A Somali man was convicted of piracy on Friday for his role as a hostage negotiator in the hijacking of a German merchant vessel and U.S. yacht. The four Americans aboard the yacht were shot to death by pirates, and the crew on the other vessel was tortured to get a higher ransom.

Mohammad Saaili Shibin was convicted of the 15 charges he faced, including kidnapping, hostage-taking and weapons charges. He faces a mandatory life sentence.

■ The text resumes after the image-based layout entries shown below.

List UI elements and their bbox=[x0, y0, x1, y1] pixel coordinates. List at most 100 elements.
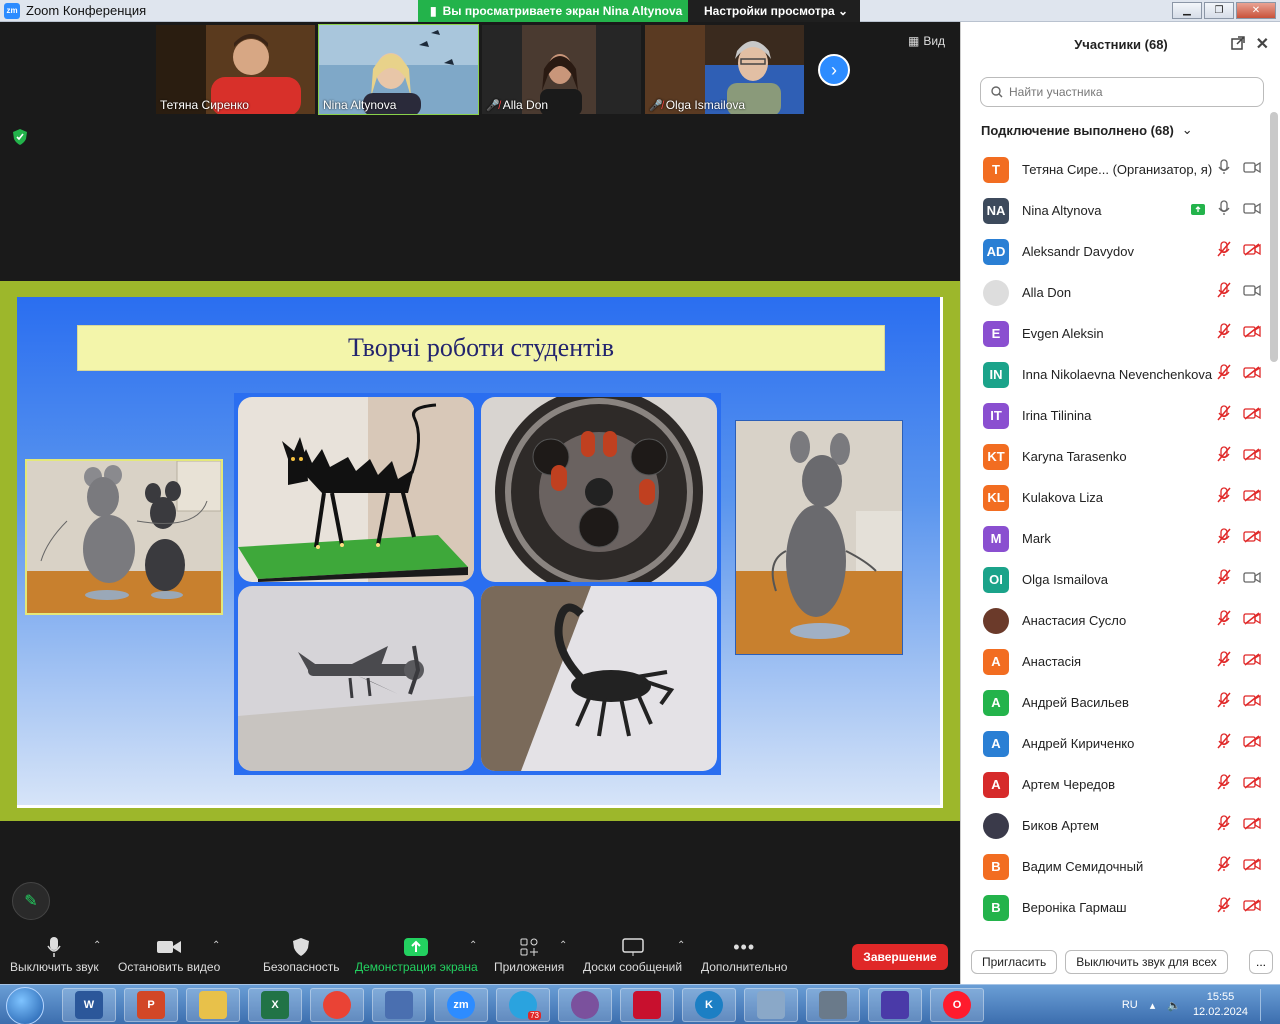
whiteboards-button[interactable]: Доски сообщений bbox=[583, 934, 682, 974]
participant-row[interactable]: KL Kulakova Liza bbox=[961, 477, 1271, 518]
participant-row[interactable]: Анастасия Сусло bbox=[961, 600, 1271, 641]
share-options-caret[interactable]: ⌃ bbox=[469, 940, 477, 951]
video-muted-icon[interactable] bbox=[1243, 898, 1261, 917]
pop-out-icon[interactable] bbox=[1231, 36, 1245, 50]
video-muted-icon[interactable] bbox=[1243, 652, 1261, 671]
taskbar-app[interactable]: X bbox=[248, 988, 302, 1022]
participant-search-input[interactable]: Найти участника bbox=[980, 77, 1264, 107]
participant-list-scrollbar[interactable] bbox=[1270, 112, 1278, 362]
mic-muted-icon[interactable] bbox=[1217, 815, 1231, 836]
video-muted-icon[interactable] bbox=[1243, 365, 1261, 384]
taskbar-app[interactable]: W bbox=[62, 988, 116, 1022]
video-muted-icon[interactable] bbox=[1243, 447, 1261, 466]
apps-button[interactable]: Приложения bbox=[494, 934, 564, 974]
video-camera-icon[interactable] bbox=[1243, 571, 1261, 589]
mic-muted-icon[interactable] bbox=[1217, 364, 1231, 385]
volume-icon[interactable]: 🔈 bbox=[1167, 999, 1181, 1012]
participant-row[interactable]: Alla Don bbox=[961, 272, 1271, 313]
mic-muted-icon[interactable] bbox=[1217, 405, 1231, 426]
participant-row[interactable]: IN Inna Nikolaevna Nevenchenkova bbox=[961, 354, 1271, 395]
annotate-pencil-button[interactable]: ✎ bbox=[12, 882, 50, 920]
video-muted-icon[interactable] bbox=[1243, 611, 1261, 630]
video-thumbnail[interactable]: Nina Altynova bbox=[318, 24, 479, 115]
participant-row[interactable]: NA Nina Altynova bbox=[961, 190, 1271, 231]
participant-row[interactable]: А Артем Чередов bbox=[961, 764, 1271, 805]
close-panel-icon[interactable]: ✕ bbox=[1256, 34, 1269, 54]
share-screen-button[interactable]: Демонстрация экрана bbox=[355, 934, 478, 974]
video-muted-icon[interactable] bbox=[1243, 406, 1261, 425]
video-muted-icon[interactable] bbox=[1243, 324, 1261, 343]
mic-muted-icon[interactable] bbox=[1217, 323, 1231, 344]
taskbar-app[interactable] bbox=[186, 988, 240, 1022]
view-options-dropdown[interactable]: Настройки просмотра ⌄ bbox=[688, 0, 860, 22]
video-thumbnail[interactable]: Тетяна Сиренко bbox=[155, 24, 316, 115]
video-muted-icon[interactable] bbox=[1243, 488, 1261, 507]
video-muted-icon[interactable] bbox=[1243, 734, 1261, 753]
mic-muted-icon[interactable] bbox=[1217, 487, 1231, 508]
mic-muted-icon[interactable] bbox=[1217, 774, 1231, 795]
video-camera-icon[interactable] bbox=[1243, 202, 1261, 220]
mic-muted-icon[interactable] bbox=[1217, 651, 1231, 672]
audio-options-caret[interactable]: ⌃ bbox=[93, 940, 101, 951]
mic-muted-icon[interactable] bbox=[1217, 528, 1231, 549]
video-camera-icon[interactable] bbox=[1243, 284, 1261, 302]
mic-muted-icon[interactable] bbox=[1217, 692, 1231, 713]
participant-row[interactable]: А Андрей Васильев bbox=[961, 682, 1271, 723]
video-muted-icon[interactable] bbox=[1243, 242, 1261, 261]
clock[interactable]: 15:55 12.02.2024 bbox=[1193, 990, 1248, 1020]
taskbar-app[interactable]: zm bbox=[434, 988, 488, 1022]
mic-muted-icon[interactable] bbox=[1217, 733, 1231, 754]
mute-all-button[interactable]: Выключить звук для всех bbox=[1065, 950, 1228, 974]
encryption-shield-icon[interactable] bbox=[12, 128, 28, 146]
taskbar-app[interactable]: P bbox=[124, 988, 178, 1022]
video-options-caret[interactable]: ⌃ bbox=[212, 940, 220, 951]
video-camera-icon[interactable] bbox=[1243, 161, 1261, 179]
video-muted-icon[interactable] bbox=[1243, 857, 1261, 876]
video-muted-icon[interactable] bbox=[1243, 775, 1261, 794]
participant-row[interactable]: В Вадим Семидочный bbox=[961, 846, 1271, 887]
mic-muted-icon[interactable] bbox=[1217, 446, 1231, 467]
mic-muted-icon[interactable] bbox=[1217, 897, 1231, 918]
microphone-icon[interactable] bbox=[1217, 159, 1231, 180]
participant-row[interactable]: Т Тетяна Сире... (Организатор, я) bbox=[961, 149, 1271, 190]
microphone-icon[interactable] bbox=[1217, 200, 1231, 221]
taskbar-app[interactable] bbox=[310, 988, 364, 1022]
taskbar-app[interactable] bbox=[620, 988, 674, 1022]
taskbar-app[interactable] bbox=[558, 988, 612, 1022]
mic-muted-icon[interactable] bbox=[1217, 241, 1231, 262]
next-page-button[interactable]: › bbox=[818, 54, 850, 86]
apps-options-caret[interactable]: ⌃ bbox=[559, 940, 567, 951]
taskbar-app[interactable] bbox=[806, 988, 860, 1022]
video-muted-icon[interactable] bbox=[1243, 529, 1261, 548]
show-desktop-button[interactable] bbox=[1260, 989, 1270, 1021]
boards-options-caret[interactable]: ⌃ bbox=[677, 940, 685, 951]
more-button[interactable]: ••• Дополнительно bbox=[701, 934, 787, 975]
view-button[interactable]: ▦ Вид bbox=[908, 34, 945, 48]
taskbar-app[interactable] bbox=[372, 988, 426, 1022]
panel-more-button[interactable]: ... bbox=[1249, 950, 1273, 974]
participant-row[interactable]: А Андрей Кириченко bbox=[961, 723, 1271, 764]
mic-muted-icon[interactable] bbox=[1217, 856, 1231, 877]
invite-button[interactable]: Пригласить bbox=[971, 950, 1058, 974]
minimize-button[interactable]: ▁ bbox=[1172, 2, 1202, 19]
language-indicator[interactable]: RU bbox=[1122, 999, 1138, 1011]
start-button[interactable] bbox=[6, 987, 44, 1024]
participant-row[interactable]: В Вероніка Гармаш bbox=[961, 887, 1271, 928]
stop-video-button[interactable]: Остановить видео bbox=[118, 934, 220, 974]
security-button[interactable]: Безопасность bbox=[263, 934, 340, 974]
video-thumbnail[interactable]: 🎤̸ Alla Don bbox=[481, 24, 642, 115]
video-muted-icon[interactable] bbox=[1243, 816, 1261, 835]
participant-row[interactable]: AD Aleksandr Davydov bbox=[961, 231, 1271, 272]
taskbar-app[interactable] bbox=[868, 988, 922, 1022]
mute-button[interactable]: Выключить звук bbox=[10, 934, 99, 974]
participant-row[interactable]: OI Olga Ismailova bbox=[961, 559, 1271, 600]
connected-section-header[interactable]: Подключение выполнено (68) ⌄ bbox=[981, 122, 1193, 138]
taskbar-app[interactable]: O bbox=[930, 988, 984, 1022]
participant-row[interactable]: KT Karyna Tarasenko bbox=[961, 436, 1271, 477]
taskbar-app[interactable] bbox=[744, 988, 798, 1022]
participant-row[interactable]: Биков Артем bbox=[961, 805, 1271, 846]
participant-row[interactable]: E Evgen Aleksin bbox=[961, 313, 1271, 354]
participant-row[interactable]: M Mark bbox=[961, 518, 1271, 559]
restore-button[interactable]: ❐ bbox=[1204, 2, 1234, 19]
participant-row[interactable]: IT Irina Tilinina bbox=[961, 395, 1271, 436]
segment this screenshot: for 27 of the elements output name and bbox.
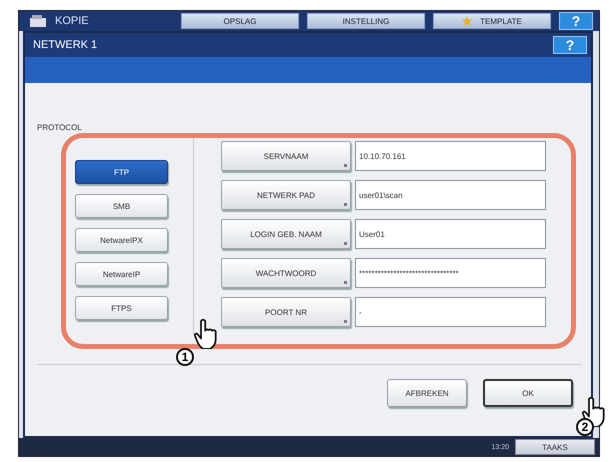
section-label: PROTOCOL (37, 123, 82, 132)
help-button[interactable]: ? (559, 12, 593, 30)
screen-title: KOPIE (55, 15, 89, 27)
input-field[interactable]: ******************************** (355, 258, 546, 288)
protocol-button[interactable]: FTPS (75, 296, 168, 320)
field-label-button[interactable]: WACHTWOORD (221, 258, 351, 288)
menu-tab[interactable]: INSTELLING (307, 13, 425, 29)
ok-button[interactable]: OK (483, 379, 573, 407)
help-button[interactable]: ? (553, 36, 587, 54)
input-field[interactable]: 10.10.70.161 (355, 141, 546, 171)
field-label-button[interactable]: SERVNAAM (221, 141, 351, 171)
copier-icon (29, 14, 47, 28)
cancel-button[interactable]: AFBREKEN (387, 379, 467, 407)
input-field[interactable]: User01 (355, 219, 546, 249)
job-status-button[interactable]: TAAKS (515, 439, 595, 455)
field-label-button[interactable]: NETWERK PAD (221, 180, 351, 210)
menu-tab[interactable]: TEMPLATE (433, 13, 551, 29)
input-field[interactable]: user01\scan (355, 180, 546, 210)
protocol-button[interactable]: SMB (75, 194, 168, 218)
protocol-button[interactable]: NetwareIP (75, 262, 168, 286)
input-field[interactable]: - (355, 297, 546, 327)
protocol-button[interactable]: NetwareIPX (75, 228, 168, 252)
protocol-button[interactable]: FTP (75, 160, 168, 184)
field-label-button[interactable]: LOGIN GEB. NAAM (221, 219, 351, 249)
field-label-button[interactable]: POORT NR (221, 297, 351, 327)
dialog-title: NETWERK 1 (33, 39, 98, 51)
menu-tab[interactable]: OPSLAG (181, 13, 299, 29)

"Today's verdict marks the conviction of the highest-ranking Somali pirate ever brought to the United States," U.S. Attorney Neil MacBride said in a statement. "He was among an elite fraternity of pirate negotiators - the vital link to any successful pirate attack. His skills were essential to obtain a ransom for those who attacked the vessel and the financiers who paid for the attack."

Prosecutors said Shibin received at least $30,000 for his role as a hostage negotiator aboard the Marida Marguerite, which was ransomed for $5 million in 2010 after nearly two dozen mostly Indian crew members were held captive for about eight months.

No payment was ever made for the U.S. sailing vessel Quest after it was hijacked in 2011. Shibin's role was to serve as the negotiator once the Americans were brought back to Somalia. But the plan fell through when the U.S. Navy started shadowing the yacht. The Navy agreed to let the pirates keep the sailboat, but said it wouldn't let them return to Somalia with the Americans.

The pirates gave the Navy Shibin's phone number because they said he was the only one authorized to negotiate.

Within days of boarding the yacht, a pirate fired a rocket-propelled grenade at the USS Sterett when it tried to maneuver between the Quest and the Somali coast. The Americans were then shot before Navy SEALs could scramble on board.

The yacht owners, Jean and Scott Adam of Marina del Rey, Calif., along with friends Bob Riggle and Phyllis Macay of Seattle, were the first U.S. citizens killed in a wave of pirate attacks that have plagued the Gulf of Aden and Indian Ocean despite a regular patrol of international warships.

U.S. authorities are hoping to Shibin's conviction, as well as others in the case of the Quest, will send a message to pirates to stay away from American-flagged ships. Eleven other men have been sentenced to life in prison. Three others are awaiting trial on murder and other charges that, if convicted, could make them eligible for the death penalty.

"Mr. Shibin's actions resulted in the cold blooded execution of four Americans aboard their own yacht, a form of terrorism on the high seas," Janice K. Fedarcyk, assistant director-in-charge of the FBI's New York field office said in a statement.

Shibin's attorney expects to appeal. James Broccoletti contends the case should have been prosecuted in Somalia. He has said Shibin's case is unique from other pirates the U.S. has prosecuted because he was arrested in Somolia, not on the high seas.

Broccoletti said the definition of piracy may also play a part in an appeal after sentencing in August.

The definition has been in dispute because two other federal judges have issued different rulings. Doumar waited to rule on whether to dismiss the piracy charges until he heard all of the evidence in the case, ultimately deciding to allow the charges to go to the jury. That meant Broccoletti carried on his defense for more than a week without knowing what the judge would tell jurors.

At issue is whether piracy is defined solely as robbery at sea, as Broccoletti contends, or whether it involves a broader more contemporary definition that includes facilitating a pirate attack as prosecutors believe.

U.S. law refers to piracy only "as defined by the law of nations."

The 4th U.S. District Court of Appeals heard arguments on the definition of piracy in September but has not indicated when it might rule. Doumar's instructions to jurors mirrored the definition submitted by prosecutors.

"Piracy doesn't end when you take the ship," Assistant U.S. Attorney Joseph E. DePadilla told jurors Friday. "Piracy finishes when you get the ransom. That's the whole idea behind piracy."